Thomas Arslan (16 juillet 1962, Brunswick - ) est un réalisateur complexe, imprévisible, et qui réussit, quel que soit le genre cinématographique abordé : si nombre de ses longs-métrages, premiers ou plus récents, l’ont porté vers des thématiques familiales, parfois non exemptes d’une dimension sociale (Geschwister 1997, Dealer 1999, Der Schöne Tag 2001, Ferien, Chronique d’un été 2009, Nuits claires 2017), il s’est également tourné avec une maestria impressionnante vers le western, dans l’inoubliable Gold (2013), ou le policier, traité de manière aussi singulière que fascinante, avec le magnétique Im Schatten (2010), conçu comme le premier volet d’une trilogie, ou, ici, Terre brûlée (2024), envisagé comme un second volet, toutefois parfaitement détachable.

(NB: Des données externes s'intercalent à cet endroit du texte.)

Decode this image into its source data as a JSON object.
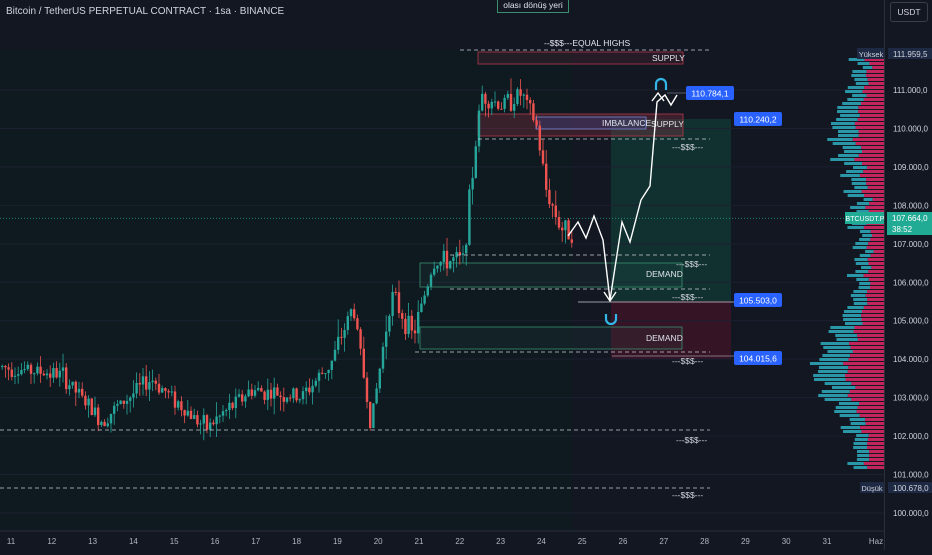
{
  "header": {
    "title": "Bitcoin / TetherUS PERPETUAL CONTRACT · 1sa · BINANCE",
    "annotation": "olası dönüş yeri",
    "currency": "USDT"
  },
  "zones": {
    "supply_top": "SUPPLY",
    "supply_mid": "SUPPLY",
    "imbalance": "IMBALANCE",
    "demand_upper": "DEMAND",
    "demand_lower": "DEMAND",
    "equal_highs": "--$$$---EQUAL HIGHS"
  },
  "liquidity_label": "---$$$---",
  "price_tags": [
    "110.784,1",
    "110.240,2",
    "105.503,0",
    "104.015,6"
  ],
  "y_axis": {
    "ticks": [
      "111.000,0",
      "110.000,0",
      "109.000,0",
      "108.000,0",
      "107.000,0",
      "106.000,0",
      "105.000,0",
      "104.000,0",
      "103.000,0",
      "102.000,0",
      "101.000,0",
      "100.000,0"
    ],
    "high_label": "Yüksek",
    "high_value": "111.959,5",
    "low_label": "Düşük",
    "low_value": "100.678,0",
    "current_symbol": "BTCUSDT.P",
    "current_price": "107.664,0",
    "countdown": "38:52"
  },
  "x_axis": {
    "ticks": [
      "11",
      "12",
      "13",
      "14",
      "15",
      "16",
      "17",
      "18",
      "19",
      "20",
      "21",
      "22",
      "23",
      "24",
      "25",
      "26",
      "27",
      "28",
      "29",
      "30",
      "31",
      "Haz"
    ]
  },
  "colors": {
    "background": "#131722",
    "up": "#26a69a",
    "down": "#ef5350",
    "supply_border": "#b2394a",
    "demand_border": "#3a8f6e",
    "tag_blue": "#2962ff",
    "current_price_bg": "#22ab94",
    "vp_red": "#c2255c",
    "vp_teal": "#2a97a8",
    "magnet": "#33b5e5"
  },
  "icons": [
    "magnet-icon"
  ]
}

On y retrouve Trojan, incarné par un Misel Matičević intense et mutique, et regagnant Berlin, poussé par la nécessité pécuniaire de s’y voir confiée une nouvelle mission. On l’avait quitté, à la fin de Im Schatten, plongeant précisément « dans l’ombre »… Le jeu du héros, aussi efficace que peu disert, l’œil furtif et aux aguets, n’est pas sans évoquer, comme, déjà et surtout dans le volet précédent, celui d’Alain Delon, dans Le Samouraï (1967), de Jean-Pierre Melville. Mais le climat, l’image, ici de Reinhold Vorschneider, sont plus sombres, et plongent même de l’ombre à l’obscur d’un volet à l’autre. Les scènes de nuit dominent à présent, faisant affleurer dans le visible la difficulté du héros à accéder de nouveau au jour dans le milieu du grand banditisme qui était le sien.
Car les traîtrises, tromperies, entourloupes, parjures, abondent, visant Trojan ou ses complices, réunis autour du projet de dérober l’une des œuvres de Caspar David Friedrich, Femme devant le coucher de soleil (1818), au profit d’un collectionneur privé n’ayant guère plus de morale que les criminels qu’il emploie. Comme si le film était gagné par la nostalgie qui nimbe les tableaux du grand maître romantique allemand. Une nostalgie ayant trait à la perte des valeurs, au-delà de la valeur marchande des biens matériels… À qui se fier, si la parole, l’engagement, le code d’honneur sont à ce point démonétisés ?
Si la défiance, et à juste titre, règne en maître, la confiance semblera cependant parfois possible - mais de façon peut-être trop imprévisible pour être réellement exploitable… -, au sein d’une galerie de portraits peignant subtilement les seconds couteaux : Marie-Lou Sellem (Rebecca), en femme d’affaires retorse, Marie Leuenberger (Diana), en pilote virtuose, énigmatique à souhait, Alexander Fehling, que l’on a la surprise de découvrir en vrai grand méchant, incarnant son personnage comme s’il n’avait jamais joué que ce type de rôle…
Thomas Arslan signe là une œuvre crépusculaire et envoûtante, habitée de silence et sporadiquement traversée par l’ombre d’une musique qui ne serait pas sans évoquer les accompagnements du Bashung tardif.